The Secretary General was met on arrival by Vice President and Minister of Foreign Affairs, Carl Greenidge.
They took the opportunity to discuss issues arising out of the Bolivia meeting and related matters on climate change.
They also discussed the upcoming Summit to be held in Paris in December.
The UN Resident Coordinator Ms. Khadija Musa was also present to greet the Secretary General. The Foreign Minister took the opportunity to express the appreciation of the Government for the valuable contribution of the UN Agencies based in Guyana to the national development agenda.
The follow up process outlined by the Secretary General at his meeting with the Presidents of Guyana and Venezuela in the margins of the United Nations General Assembly on September 28, was reiterated.
Meanwhile, a six member team led by the Chef de Cabinet of the Office of the Secretary General of the United Nations, Ms. Susana Malcorra will be in Guyana today to continue discussions relating to the controversy resulting from Venezuela’s contention that the 1899 Arbitral Award is null and void.
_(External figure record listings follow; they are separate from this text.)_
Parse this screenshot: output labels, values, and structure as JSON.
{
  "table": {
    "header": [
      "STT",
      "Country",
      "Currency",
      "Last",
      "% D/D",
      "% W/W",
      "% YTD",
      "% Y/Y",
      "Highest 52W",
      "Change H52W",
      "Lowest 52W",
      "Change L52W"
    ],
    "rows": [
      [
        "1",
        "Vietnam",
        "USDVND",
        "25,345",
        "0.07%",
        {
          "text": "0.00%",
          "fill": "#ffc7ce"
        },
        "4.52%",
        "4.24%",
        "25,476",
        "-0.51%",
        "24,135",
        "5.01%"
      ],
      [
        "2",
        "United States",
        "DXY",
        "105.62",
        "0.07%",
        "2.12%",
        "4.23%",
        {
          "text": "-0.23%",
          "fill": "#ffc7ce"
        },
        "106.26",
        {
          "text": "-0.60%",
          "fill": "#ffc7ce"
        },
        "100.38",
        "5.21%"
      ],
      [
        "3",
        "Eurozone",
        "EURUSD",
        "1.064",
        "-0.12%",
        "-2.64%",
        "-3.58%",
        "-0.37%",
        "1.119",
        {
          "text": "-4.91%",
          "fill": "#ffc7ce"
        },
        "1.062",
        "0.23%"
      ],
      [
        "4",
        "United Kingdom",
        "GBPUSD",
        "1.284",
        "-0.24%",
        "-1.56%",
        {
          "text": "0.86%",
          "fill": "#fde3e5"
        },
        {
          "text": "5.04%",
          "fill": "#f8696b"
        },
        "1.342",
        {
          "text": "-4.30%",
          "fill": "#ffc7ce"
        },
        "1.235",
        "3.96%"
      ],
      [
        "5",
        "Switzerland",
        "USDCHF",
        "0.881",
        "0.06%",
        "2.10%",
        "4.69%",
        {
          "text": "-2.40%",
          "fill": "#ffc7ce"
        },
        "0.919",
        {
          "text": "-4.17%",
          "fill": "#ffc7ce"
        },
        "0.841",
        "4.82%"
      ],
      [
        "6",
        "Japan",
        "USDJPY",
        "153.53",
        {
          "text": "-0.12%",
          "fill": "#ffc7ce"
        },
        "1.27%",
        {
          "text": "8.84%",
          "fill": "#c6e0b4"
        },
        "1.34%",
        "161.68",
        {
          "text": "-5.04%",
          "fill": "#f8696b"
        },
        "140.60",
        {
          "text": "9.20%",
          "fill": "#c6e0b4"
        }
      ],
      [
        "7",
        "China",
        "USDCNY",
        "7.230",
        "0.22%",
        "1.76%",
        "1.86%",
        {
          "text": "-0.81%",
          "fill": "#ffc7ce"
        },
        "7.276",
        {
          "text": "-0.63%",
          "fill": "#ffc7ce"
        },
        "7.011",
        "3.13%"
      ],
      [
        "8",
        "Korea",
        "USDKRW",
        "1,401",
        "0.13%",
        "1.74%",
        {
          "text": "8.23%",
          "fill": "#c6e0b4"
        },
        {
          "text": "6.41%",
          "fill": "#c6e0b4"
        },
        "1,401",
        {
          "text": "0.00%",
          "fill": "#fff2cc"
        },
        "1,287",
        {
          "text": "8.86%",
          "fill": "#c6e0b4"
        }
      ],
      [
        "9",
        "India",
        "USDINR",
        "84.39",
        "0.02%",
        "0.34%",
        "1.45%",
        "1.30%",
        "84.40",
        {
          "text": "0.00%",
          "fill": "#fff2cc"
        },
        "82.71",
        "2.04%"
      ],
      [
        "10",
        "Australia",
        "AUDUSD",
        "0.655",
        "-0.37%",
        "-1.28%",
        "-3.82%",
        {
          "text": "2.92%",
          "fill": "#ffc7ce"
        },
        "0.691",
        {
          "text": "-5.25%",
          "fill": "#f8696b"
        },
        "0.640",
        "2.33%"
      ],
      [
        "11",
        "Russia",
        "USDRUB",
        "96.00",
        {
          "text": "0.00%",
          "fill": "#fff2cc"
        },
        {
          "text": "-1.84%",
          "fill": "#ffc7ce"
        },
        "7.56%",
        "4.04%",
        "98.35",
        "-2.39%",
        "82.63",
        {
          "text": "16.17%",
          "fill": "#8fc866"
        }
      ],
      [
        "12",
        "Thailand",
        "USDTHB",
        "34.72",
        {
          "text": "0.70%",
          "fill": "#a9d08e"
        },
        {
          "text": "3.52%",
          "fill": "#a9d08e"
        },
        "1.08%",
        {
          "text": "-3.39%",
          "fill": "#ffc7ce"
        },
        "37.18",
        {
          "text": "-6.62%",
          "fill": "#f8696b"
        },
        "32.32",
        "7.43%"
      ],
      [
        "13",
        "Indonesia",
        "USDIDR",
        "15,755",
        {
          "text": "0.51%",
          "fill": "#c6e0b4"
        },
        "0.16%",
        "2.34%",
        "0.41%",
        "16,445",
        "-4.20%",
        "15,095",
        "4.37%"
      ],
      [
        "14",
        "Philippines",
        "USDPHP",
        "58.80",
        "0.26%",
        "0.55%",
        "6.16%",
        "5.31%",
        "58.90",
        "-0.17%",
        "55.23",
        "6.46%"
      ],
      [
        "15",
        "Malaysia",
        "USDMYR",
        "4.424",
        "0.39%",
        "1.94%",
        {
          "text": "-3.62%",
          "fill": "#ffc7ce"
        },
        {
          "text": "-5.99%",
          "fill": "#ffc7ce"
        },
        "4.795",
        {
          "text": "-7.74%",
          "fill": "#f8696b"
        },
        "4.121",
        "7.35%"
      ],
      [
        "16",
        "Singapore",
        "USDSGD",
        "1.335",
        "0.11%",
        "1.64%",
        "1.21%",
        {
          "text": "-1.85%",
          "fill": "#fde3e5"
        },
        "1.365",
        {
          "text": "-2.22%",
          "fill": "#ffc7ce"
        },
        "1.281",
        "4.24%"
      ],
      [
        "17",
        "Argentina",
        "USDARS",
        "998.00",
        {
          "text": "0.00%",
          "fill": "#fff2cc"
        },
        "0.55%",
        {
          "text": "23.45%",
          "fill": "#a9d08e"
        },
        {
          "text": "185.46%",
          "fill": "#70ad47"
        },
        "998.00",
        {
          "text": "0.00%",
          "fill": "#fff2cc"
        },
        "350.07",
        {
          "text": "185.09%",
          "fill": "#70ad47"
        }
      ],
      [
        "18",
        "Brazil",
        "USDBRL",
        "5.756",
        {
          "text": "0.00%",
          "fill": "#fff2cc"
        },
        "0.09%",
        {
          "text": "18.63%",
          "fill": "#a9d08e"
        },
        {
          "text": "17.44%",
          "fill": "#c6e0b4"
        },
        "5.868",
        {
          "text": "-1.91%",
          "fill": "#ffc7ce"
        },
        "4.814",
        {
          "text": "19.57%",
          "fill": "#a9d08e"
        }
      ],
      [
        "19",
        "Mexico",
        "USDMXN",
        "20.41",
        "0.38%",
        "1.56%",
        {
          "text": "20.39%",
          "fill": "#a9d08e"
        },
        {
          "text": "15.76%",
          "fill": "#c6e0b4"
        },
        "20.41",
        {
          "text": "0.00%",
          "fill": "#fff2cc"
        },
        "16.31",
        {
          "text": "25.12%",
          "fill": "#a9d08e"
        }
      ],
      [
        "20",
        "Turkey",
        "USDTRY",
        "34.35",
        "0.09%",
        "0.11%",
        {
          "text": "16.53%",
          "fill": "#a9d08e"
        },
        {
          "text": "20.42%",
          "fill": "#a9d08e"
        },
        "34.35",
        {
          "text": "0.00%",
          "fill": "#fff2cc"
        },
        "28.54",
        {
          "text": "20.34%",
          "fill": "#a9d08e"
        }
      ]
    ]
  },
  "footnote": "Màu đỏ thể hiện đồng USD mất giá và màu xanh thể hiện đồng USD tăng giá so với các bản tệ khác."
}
According to Foreign Affairs Minister, Carl Greenidge, this is a follow up to the visit paid by a UN Technical Mission in July, and is in accordance with the programme of activities laid out by the UN Secretary General following his meeting with the Presidents of Guyana and Venezuela in the margins of the United Nations General Assembly on September 28, last.
The controversy between the two South American countries stems from an 1899 arbitration ruling that required Venezuela to relinquish an undeveloped but resource-rich jungle territory called the Essequibo that now constitutes about two-thirds of Guyanese territory.
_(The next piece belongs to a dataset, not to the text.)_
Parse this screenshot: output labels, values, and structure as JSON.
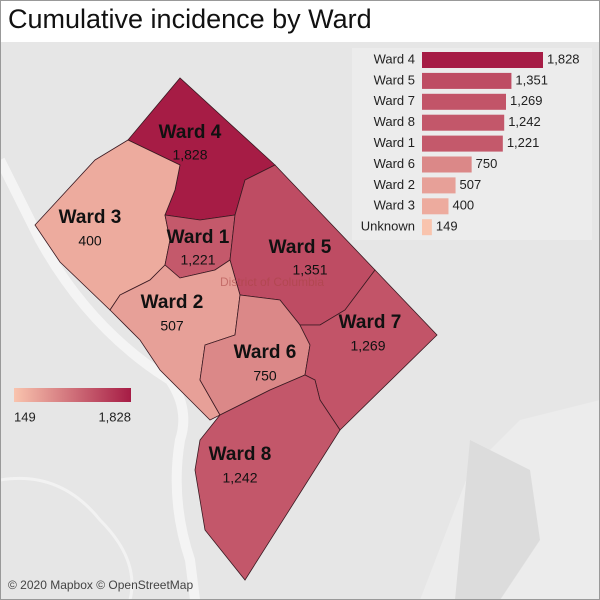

Venezuela now contends that the ruling was invalid, and that many official maps still describe the Essequibo as Venezuelan territory.
Over the past four months, Venezuela’s President Nicolas Maduro has issued decrees claiming rights over Guyana’s exclusive economic zone. This is in addition to reviving its claims on the majority of Essequibo, Guyana’s biggest county. The decrees give Venezuela’s gunboats permission to unilaterally patrol in Guyana’s waters, angering the new administration and sparking a flurry of complaints to the international bodies.
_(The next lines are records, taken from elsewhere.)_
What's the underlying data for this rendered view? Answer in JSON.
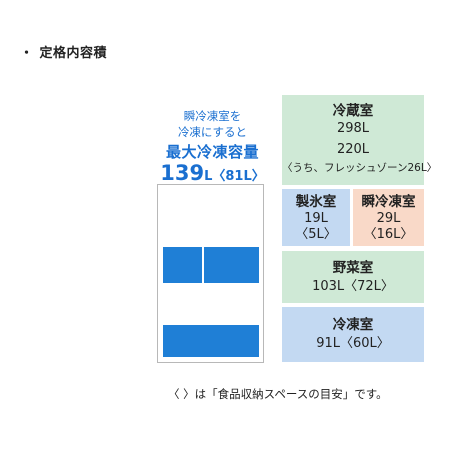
{
  "heading": {
    "bullet": "・",
    "title": "定格内容積"
  },
  "promo": {
    "line1": "瞬冷凍室を",
    "line2": "冷凍にすると",
    "headline": "最大冷凍容量",
    "capacity_number": "139",
    "capacity_unit": "L",
    "capacity_note": "〈81L〉"
  },
  "compartments": {
    "refrigerator": {
      "label": "冷蔵室",
      "total": "298L",
      "usable": "220L",
      "fresh_zone": "〈うち、フレッシュゾーン26L〉"
    },
    "ice": {
      "label": "製氷室",
      "total": "19L",
      "usable": "〈5L〉"
    },
    "instant_freezer": {
      "label": "瞬冷凍室",
      "total": "29L",
      "usable": "〈16L〉"
    },
    "vegetable": {
      "label": "野菜室",
      "value": "103L〈72L〉"
    },
    "freezer": {
      "label": "冷凍室",
      "value": "91L〈60L〉"
    }
  },
  "footnote": "〈 〉は「食品収納スペースの目安」です。",
  "colors": {
    "accent_blue": "#1f7fd6",
    "green_box": "#cfe9d6",
    "blue_box": "#c3d9f2",
    "peach_box": "#f9d9c8"
  }
}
The decrees came in wake of the announcement of a significant oil find by American Company Exxon Mobil Corp., just 100 miles off of the Stabroek Block.
In his address to the Parliament earlier this year, President Granger said that “Guyana has always embraced the principle of the peaceful settlement of disputes. But in as much as we are a peace-loving nation, we will not allow our territorial integrity to be threatened or violated.”
Both countries have since agreed for the UN to help in resolving the border controversy.